I decided to hike all the way up from the town below to save some cash, but the vast majority of tourists (mostly Chinese) chose to take the cable car. I held a fair bit of unnecessary resentment after going up the frequently terrifying and exhausting climb only to see hoards of other tourists gliding effortlessly off the cable car. Even at the low altitudes of the ascent, many of the steep, carved steps were covered with ice and snow on slick granite and
there was only a freezing metal chain to stabilize my balance. In a lot of places the fall was off of a granite cliff a few hundred meters below. I am terrified of heights so I’m sure I remember it much worse than it was, and I’m sure old Chinese ladies do it all the time.

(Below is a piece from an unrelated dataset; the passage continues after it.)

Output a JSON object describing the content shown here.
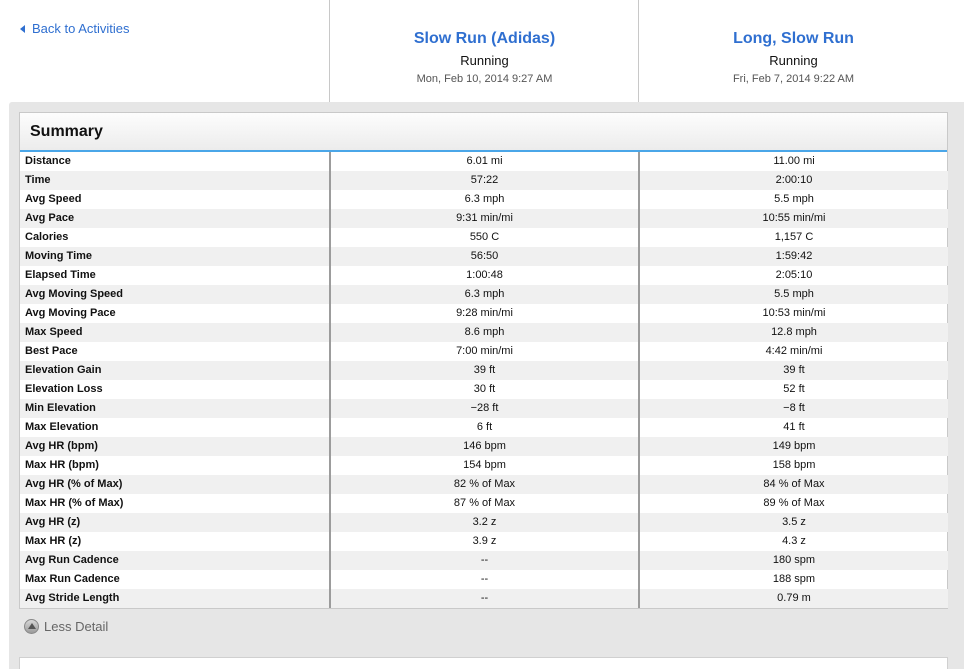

Actually, I’m certain it wasn’t that bad in terms of safety.
There was a pretty well-maintained path up the mountain, but I was still glad to have a Chinese couple from Hubei province to chat with on the way up and distract me from my own thoughts of falling to a bloody, mangled death smashed in a granite gorge. They thought I was brave for traveling to China alone, but as they were cruising up the steps with no worries, my knees were shaking almost constantly. There was still a fair bit of ascending required to get from the top of the cable car to the best sights, so at least cable car riders had to put a little bit of effort in. With the cable car, you could see all of the peaks in a day, but since I walked up I only saw the Southern and Western Peaks the first day, and crashed in an old, freezing cold Daoist temple/food stand near the Western Peak during the night. I holed up in my sleeping bag and put three blankets over me after seeing on my thermometer that it was well below freezing temperature and waited for dawn.
The sunrise was supposedly beautiful on the Eastern Peak, but the day that I caught it there were too many clouds/too much smog over the horizon to make out the sun as it rose, which was disappointing. It was more just a slow increase in light until 9 am or so when the sun broke through the clouds. I eventually returned to where the top of the cable car dropped off tourists and decided to shell out the money to take it down to where the buses leave toward Xi’an. I was contemplating doing the climb again, but wimped out since I didn’t want to relive the shaky knees and exhaustion of the climb.